У точных и неточных наук и до сих пор все противоположно, кроме слова «наука». У точных, собственно, точен предмет, а не вывод; он внешен, он тверд, он отчетлив. Но о качествах работы, пытающейся описать и объяснить эту точность, судят лишь специалисты; нам это неизвестно, насколько они бывают точны, мы этого не проверим.

Другое дело наука неточная: тут мы, может, читать не станем, но кое-что как бы поймем и свое суждение наверняка иметь будем. Допустим, литературоведение…

Но как же мне согласиться, скажем, с тем, что сама литература не есть точный объект? Тем более та, с которой имеет дело наука, а не критика, то есть – великая? Почему же, стоя у подножия гения, ученый кажется карликом, а стоя на пороге природы – гигантом? Не менее самонадеянно постигать физические законы, чем законы гения… По-видимому, гений – природа.

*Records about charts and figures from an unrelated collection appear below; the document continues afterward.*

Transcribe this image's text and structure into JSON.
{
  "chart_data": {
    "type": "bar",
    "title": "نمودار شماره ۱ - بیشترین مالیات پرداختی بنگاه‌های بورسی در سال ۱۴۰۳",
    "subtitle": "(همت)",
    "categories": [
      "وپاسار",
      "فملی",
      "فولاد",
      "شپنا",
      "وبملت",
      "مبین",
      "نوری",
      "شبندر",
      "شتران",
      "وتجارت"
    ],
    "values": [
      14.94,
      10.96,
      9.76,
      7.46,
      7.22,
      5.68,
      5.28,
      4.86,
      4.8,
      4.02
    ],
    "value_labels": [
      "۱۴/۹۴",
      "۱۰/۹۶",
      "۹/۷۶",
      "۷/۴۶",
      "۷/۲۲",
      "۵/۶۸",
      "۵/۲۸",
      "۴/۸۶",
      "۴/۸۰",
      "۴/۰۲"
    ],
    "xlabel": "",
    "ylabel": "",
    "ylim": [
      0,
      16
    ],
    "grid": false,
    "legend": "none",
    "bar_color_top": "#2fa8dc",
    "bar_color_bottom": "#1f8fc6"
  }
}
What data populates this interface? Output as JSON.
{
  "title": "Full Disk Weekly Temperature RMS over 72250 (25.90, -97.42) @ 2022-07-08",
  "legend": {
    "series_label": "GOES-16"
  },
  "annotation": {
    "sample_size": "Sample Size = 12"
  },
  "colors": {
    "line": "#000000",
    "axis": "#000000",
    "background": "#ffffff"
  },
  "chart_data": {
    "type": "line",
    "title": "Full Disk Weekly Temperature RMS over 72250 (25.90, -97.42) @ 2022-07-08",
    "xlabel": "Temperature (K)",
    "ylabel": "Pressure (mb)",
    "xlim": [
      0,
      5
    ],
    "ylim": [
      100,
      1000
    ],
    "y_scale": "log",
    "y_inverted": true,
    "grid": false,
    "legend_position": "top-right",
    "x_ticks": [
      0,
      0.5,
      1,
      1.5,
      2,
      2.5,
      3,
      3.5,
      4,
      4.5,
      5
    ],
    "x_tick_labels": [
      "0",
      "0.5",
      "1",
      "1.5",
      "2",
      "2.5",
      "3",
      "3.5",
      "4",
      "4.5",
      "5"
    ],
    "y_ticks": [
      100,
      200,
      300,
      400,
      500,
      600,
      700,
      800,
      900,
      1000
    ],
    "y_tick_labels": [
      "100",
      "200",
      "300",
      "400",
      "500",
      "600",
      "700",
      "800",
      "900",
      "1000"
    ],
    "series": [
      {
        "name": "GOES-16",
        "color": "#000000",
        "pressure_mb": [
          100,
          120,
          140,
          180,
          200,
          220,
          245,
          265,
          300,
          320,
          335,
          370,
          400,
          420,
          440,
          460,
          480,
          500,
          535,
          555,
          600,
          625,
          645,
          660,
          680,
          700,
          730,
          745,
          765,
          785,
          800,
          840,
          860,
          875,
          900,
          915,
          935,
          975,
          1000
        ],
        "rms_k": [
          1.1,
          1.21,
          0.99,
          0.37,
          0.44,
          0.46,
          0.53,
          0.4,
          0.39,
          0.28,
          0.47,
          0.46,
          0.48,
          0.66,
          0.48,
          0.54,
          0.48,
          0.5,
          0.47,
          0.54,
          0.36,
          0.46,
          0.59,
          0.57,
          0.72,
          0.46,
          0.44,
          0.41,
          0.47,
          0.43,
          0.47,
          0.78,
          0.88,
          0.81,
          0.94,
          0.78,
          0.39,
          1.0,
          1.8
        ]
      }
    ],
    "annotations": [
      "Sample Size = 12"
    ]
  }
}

Скажем так: литературоведению недоступен эксперимент. Изучая «Евгения Онегина», мы и не пытаемся своими силами создать подобие его строки. Что же получается? Мы изучаем то, чего не умеем, но, и изучив, не научимся… Однако эксперимент есть опыт, опыт есть удел каждого человека, а литература лишь человеком и занята. Это одна сторона, по которой человек, не испытавший на себе, что такое поэзия или проза для поэта или писателя, может-таки изучать их творчество. Между ученым и объектом тогда находится именно тот барьер непрямого отношения, что необходим науке. Эксперимент же – попытка воспроизвести частично природный процесс своими усилиями – не входит в практику литературоведения, применяется тем не менее не так уж и редко.

Кроме того, что научная проза – тоже проза и в ней наблюдается свое изящество и свои стилистические красоты, как правило, подтверждая именно научное качество, не исключена и попытка исследователей самим испытать на себе предмет изучения, выступая в качестве художника. На склоне дней маститый ученый завоевывает себе право выпустить книжку грамотных стихов, на протяжении жизни сопутствовавших его поклонению предмету изучения – великой поэзии. В XIX веке о литературе писали всё люди пишущие. Да и в нашем: Тынянов – великий ученый, так был просто замечательный прозаик; Шкловский прозу писал не хуже своей науки, да и науку свою писал тою же прозой…

Так что были примеры. Потом их не стало.

У читателя – своя хронология: последовательность прочтения. Даже если он столь внимателен и пристален, чтобы обратить внимание на даты написания, произведения автора укладываются в его сознании в последовательности прочтения, а не написания, и, подсознательно, «позже написано» то, что позже прочитано. Позже прочитанным же может оказаться просто позже изданное. Это очевидные вещи, но проходит не менее сотни лет, чтобы классик выстроился в сознании читателей в последовательности собственного развития. С современным автором такое не может произойти – при жизни ему на это не хватит времени.

Бывают и счастливые случаи. «В России писатель должен жить долго», – говорил Корней Чуковский. Писатель растет внутри своего поколения, добиваясь признания поколением предыдущим (отцов, учителей…), ветшает на глазах у поколения следующего (детей, учеников…) и вдруг возрождается, как огурчик, в сознании внуков.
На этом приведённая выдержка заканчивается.